PHI Bersinergi dalam Satu Warna
January 03, 2023
PHI Bersinergi dalam Satu Warna
January 03, 2023
Perwira pelan-pelan harus mengerti gambaran lebih besarnya sehingga memahami tujuan dia bekerja untuk apa. Kadang-kadang pekerja terlalu fokus kepada pekerjaan masing-masing.
Secara historis pembentukan PT Pertamina Hulu Indonesia (PHI) untuk menggabungkan atau mengelola Wilayah Kerja (WK) terminasi. Awalnya hanya untuk WK terminasi yang strategis di Kalimantan Timur. Salah satunya adalah Blok Mahakam. Intinya fokus di wilayah Kalimantan Timur.
Mengambil alih pengelolaan WK yang sudah eksis puluhan tahun tentu tidak mudah. Banyak tantangan yang muncul dari sisi sumberdaya manusia (SDM), sistem, dan kultur ataupun budaya kerja perusahaan (culture). Pada awal berdiri, struktur PHI dibuat seperti subholding yang memiliki perusahaan di bawahnya yakni Pertamina Hulu Mahakam (PHM), Pertamina Hulu Kalimantan Timur (PHKT), Pertamina Hulu Sangasanga (PHSS) dan Pertamina Hulu West Ganal (PHWG). Jadi, saat kepemimpinan Pak Embong (Bambang Manumayoso, red) berakhir sekitar pertengahan 2020, saat itu berbarengan dengan restrukturisasi holding-subholding di level PT Pertamina (Persero), bagi perusahaan yang bergerak di hulu migas itu tidak terlalu mengagetkan.
PHI sekarang menjadi bagian dari Subholding Upstream yang mengelola Regional 3 Kalimantan dengan beberapa anak perusahaan. Idenya biar Perusahaan bisa lebih mandiri dalam menjalankan operasional teknis Hulu Migas. PHI juga diharapkan lebih simple dan cepat dalam proses pengambilan keputusan bisnis. Simplifikasi organisasi seperti itu memang harus dilakukan.
Saya merasa hal yang normal dalam reorganisasi perusahaan terjadi trade-off dari lack atau keterlambatan mengadopsi sistem kerja baru. Itu normal. Transisi yang baik tanpa harus mengorbankan kinerja. Kalau kami melihat saat masa transisi hingga kini, kinerja PHI tetap fine tuning. Saya rasa kami sudah masuk tahap maturasi atau kedewasaan berorganisasi. Jadi, hal-hal yang menyangkut miskomunikasi, misorganisasi harus bisa dihindari. Saya sebetulnya ingin organisasi itu lebih dinamis walaupun sebagai perusahaan milik negara memang sulit dilakukan. Saat reorganisasi banyak stakeholder yang terlibat
sehingga tidak bisa leluasa mengubah organisasi sesuai dengan dinamika yang ada di luar.

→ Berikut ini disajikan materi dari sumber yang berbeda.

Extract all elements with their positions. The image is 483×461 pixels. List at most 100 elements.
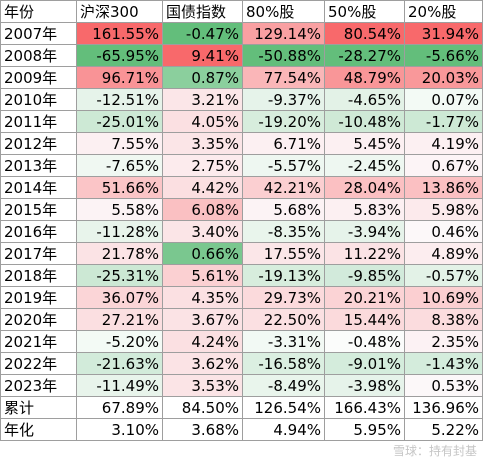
- value-cell: 22.50%: [242, 308, 325, 331]
- value-cell: 129.14%: [242, 22, 325, 45]
- value-cell: 5.98%: [404, 198, 483, 221]
- row-label: 2008年: [0, 44, 77, 67]
- table-row: 2013年 -7.65% 2.75% -5.57% -2.45% 0.67%: [0, 154, 483, 177]
- value-cell: -9.01%: [324, 352, 405, 375]
- value-cell: 5.68%: [242, 198, 325, 221]
- value-cell: 5.83%: [324, 198, 405, 221]
- table-row: 2022年 -21.63% 3.62% -16.58% -9.01% -1.43%: [0, 352, 483, 375]
- value-cell: 4.19%: [404, 132, 483, 155]
- value-cell: 3.68%: [162, 418, 243, 441]
- table-row: 2008年 -65.95% 9.41% -50.88% -28.27% -5.66%: [0, 44, 483, 67]
- table-row: 2023年 -11.49% 3.53% -8.49% -3.98% 0.53%: [0, 374, 483, 397]
- header-year: 年份: [0, 0, 77, 23]
- value-cell: 4.24%: [162, 330, 243, 353]
- row-label: 累计: [0, 396, 77, 419]
- table-row: 2010年 -12.51% 3.21% -9.37% -4.65% 0.07%: [0, 88, 483, 111]
- value-cell: 3.10%: [76, 418, 163, 441]
- value-cell: 21.78%: [76, 242, 163, 265]
- value-cell: 126.54%: [242, 396, 325, 419]
- value-cell: 5.95%: [324, 418, 405, 441]
- value-cell: 15.44%: [324, 308, 405, 331]
- value-cell: 17.55%: [242, 242, 325, 265]
- value-cell: 13.86%: [404, 176, 483, 199]
- value-cell: 0.87%: [162, 66, 243, 89]
- value-cell: -3.98%: [324, 374, 405, 397]
- value-cell: -3.31%: [242, 330, 325, 353]
- row-label: 2010年: [0, 88, 77, 111]
- row-label: 2012年: [0, 132, 77, 155]
- row-label: 2020年: [0, 308, 77, 331]
- value-cell: 80.54%: [324, 22, 405, 45]
- header-20-stock: 20%股: [404, 0, 483, 23]
- value-cell: 20.03%: [404, 66, 483, 89]
- value-cell: -9.85%: [324, 264, 405, 287]
- table-row: 2014年 51.66% 4.42% 42.21% 28.04% 13.86%: [0, 176, 483, 199]
- value-cell: 51.66%: [76, 176, 163, 199]
- value-cell: 4.94%: [242, 418, 325, 441]
- value-cell: 4.05%: [162, 110, 243, 133]
- value-cell: 0.67%: [404, 154, 483, 177]
- value-cell: 2.35%: [404, 330, 483, 353]
- row-label: 2023年: [0, 374, 77, 397]
- row-label: 2009年: [0, 66, 77, 89]
- value-cell: 2.75%: [162, 154, 243, 177]
- value-cell: 7.55%: [76, 132, 163, 155]
- table-body: 年份 沪深300 国债指数 80%股 50%股 20%股 2007年 161.55…: [0, 0, 483, 441]
- row-label: 2007年: [0, 22, 77, 45]
- row-label: 2017年: [0, 242, 77, 265]
- value-cell: 28.04%: [324, 176, 405, 199]
- value-cell: -11.49%: [76, 374, 163, 397]
- row-label: 2013年: [0, 154, 77, 177]
- value-cell: -21.63%: [76, 352, 163, 375]
- table-row: 2020年 27.21% 3.67% 22.50% 15.44% 8.38%: [0, 308, 483, 331]
- value-cell: 31.94%: [404, 22, 483, 45]
- value-cell: 0.07%: [404, 88, 483, 111]
- table-row: 年化 3.10% 3.68% 4.94% 5.95% 5.22%: [0, 418, 483, 441]
- value-cell: -25.01%: [76, 110, 163, 133]
- value-cell: 5.45%: [324, 132, 405, 155]
- table-row: 2018年 -25.31% 5.61% -19.13% -9.85% -0.57%: [0, 264, 483, 287]
- header-80-stock: 80%股: [242, 0, 325, 23]
- value-cell: -3.94%: [324, 220, 405, 243]
- value-cell: 6.71%: [242, 132, 325, 155]
- table-row: 累计 67.89% 84.50% 126.54% 166.43% 136.96%: [0, 396, 483, 419]
- row-label: 2015年: [0, 198, 77, 221]
- value-cell: -19.20%: [242, 110, 325, 133]
- returns-table: 年份 沪深300 国债指数 80%股 50%股 20%股 2007年 161.55…: [0, 0, 483, 441]
- table-row: 2017年 21.78% 0.66% 17.55% 11.22% 4.89%: [0, 242, 483, 265]
- value-cell: -0.57%: [404, 264, 483, 287]
- value-cell: 0.53%: [404, 374, 483, 397]
- row-label: 2019年: [0, 286, 77, 309]
- value-cell: 166.43%: [324, 396, 405, 419]
- value-cell: 5.58%: [76, 198, 163, 221]
- value-cell: -28.27%: [324, 44, 405, 67]
- value-cell: 3.67%: [162, 308, 243, 331]
- value-cell: -5.57%: [242, 154, 325, 177]
- value-cell: 6.08%: [162, 198, 243, 221]
- value-cell: 77.54%: [242, 66, 325, 89]
- table-row: 2016年 -11.28% 3.40% -8.35% -3.94% 0.46%: [0, 220, 483, 243]
- value-cell: 29.73%: [242, 286, 325, 309]
- value-cell: -1.43%: [404, 352, 483, 375]
- value-cell: 9.41%: [162, 44, 243, 67]
- value-cell: 3.35%: [162, 132, 243, 155]
- value-cell: 48.79%: [324, 66, 405, 89]
- value-cell: -8.49%: [242, 374, 325, 397]
- header-row: 年份 沪深300 国债指数 80%股 50%股 20%股: [0, 0, 483, 23]
- value-cell: 4.89%: [404, 242, 483, 265]
- value-cell: 42.21%: [242, 176, 325, 199]
- value-cell: 4.35%: [162, 286, 243, 309]
- table-row: 2019年 36.07% 4.35% 29.73% 20.21% 10.69%: [0, 286, 483, 309]
- value-cell: -16.58%: [242, 352, 325, 375]
- row-label: 2021年: [0, 330, 77, 353]
- row-label: 2022年: [0, 352, 77, 375]
- value-cell: -8.35%: [242, 220, 325, 243]
- value-cell: 27.21%: [76, 308, 163, 331]
- value-cell: 84.50%: [162, 396, 243, 419]
- value-cell: -12.51%: [76, 88, 163, 111]
- row-label: 2016年: [0, 220, 77, 243]
- value-cell: 36.07%: [76, 286, 163, 309]
- value-cell: 67.89%: [76, 396, 163, 419]
- value-cell: 96.71%: [76, 66, 163, 89]
- value-cell: -7.65%: [76, 154, 163, 177]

Saya bukan di level eksekutor jadi tidak terlalu detail mengetahui hal-hal kecil yang masih terus find tuning. Akan tetapi dari berbagai diskusi antara Board of Director (BoD) dan Board of Commisioner (BoC) saat Management Walkthrough (MWT) terlihat ada beberapa hal yang menjadi kendala. Contohnya pengadaan barang. Itu kami temukan hal-hal yang membuat pekerjaan menjadi terhambat. Ada delay. Ini sifatnya rutin kami temui tahun lalu. Kemudian kekurangan tenaga kerja karena masalah reorganisasi ada pemindahan orang-orang. Satu pos diisi dua orang sementara butuhnya lima orang. Saat mendesain organisasi yang merancang struktur organisasi tidak bertemu dengan dunia yang sebanarnya. Kekurangan kan ditemukan saat di lapangan. Seperti mobil saat berjalan baru terasa ada perbedaan.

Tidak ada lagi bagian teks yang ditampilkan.